Type | Barrels/Mcf | $ Per Barrel/Mcf | $ Million |
Natural Gas | 784,750,000 | $4.65 | $3,649 |
Ethane | 27,010,000 | $12.50 | $338 |
C3+ NGLs | 41,975,000 | $40.00 | $1,679 |
Oil | 4,015,000 | $71.00 | $285 |
Distributions To Martica | -$110 | ||
Antero Midstream Dividends | $125 | ||
Hedge Value | -$30 | ||
Total | $5,936 |
Antero may now end up with around $975 million in total capex during 2023. It revised its 2022 guidance to increase its capex expectations to approximately $925 million for 2022. Antero expects roughly 10% inflation for D&C capex in 2023, while its land capex may be lower in 2023 compared to 2022 if there are fewer opportunities with its organic leasing program.
Antero notes that its variable costs change by approximately $0.10 per Mcfe for every $1 change in natural gas prices. Thus Antero’s 2023 cash production costs should be noticeably lower than the $2.84 it reported for Q3 2022 given that NYMEX gas prices were $8.20 in that quarter.
Expenses | $ Million |
Cash Production and Marketing Expense | $3,118 |
Cash G&A | $137 |
Cash Interest | $73 |
Capital Expenditures | $975 |
Total Expenditures | $4,303 |
This results in a projection that Antero could generate $1.633 billion in positive cash flow at current strip prices (including $4.30 NYMEX gas). Antero doesn’t expect to pay cash taxes in 2023, but does expect to pay cash taxes in 2024. Antero was previously looking at paying some cash taxes in 2023, but the decline in natural gas strip now has likely pushed that back until 2024.
Notes On Valuation
I’ve trimmed Antero’s estimated value slightly to $34 to $35 at long-term (after 2023) $70 oil and $4 Henry Hub natural gas. This slight reduction is primarily due to lowered free cash flow expectations for 2023. At long-term $75 WTI oil and $4.50 Henry Hub gas, I now estimate Antero’s value at around $43 to $44 per share.
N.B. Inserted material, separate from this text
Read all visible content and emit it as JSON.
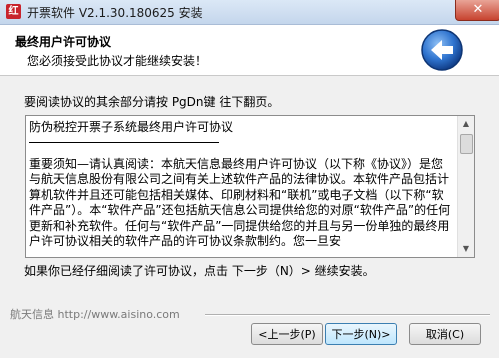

While 2023 natural gas strip prices have been hit hard by the delays in restarting Freeport LNG and the forecasts around warmer weather, the natural gas strip further out has been much less affected. For example, the natural gas strip for 2024 is now around $4.25, nearly the same as 2023 strip.
Conclusion
Antero’s projected 2023 free cash flow has been reduced to $1.633 billion at current strip, based on $4.30 NYMEX gas for 2023. The delays in getting Freeport LNG restarted have not been helpful for near-term natural gas prices, although longer-term futures have been less affected.
Antero’s estimated value is still around $34 to $35 at long-term $4.00 NYMEX gas and around $43 to $44 at long-term $4.50 NYMEX gas. Current longer-term (after 2023) natural gas strip prices are between those two numbers.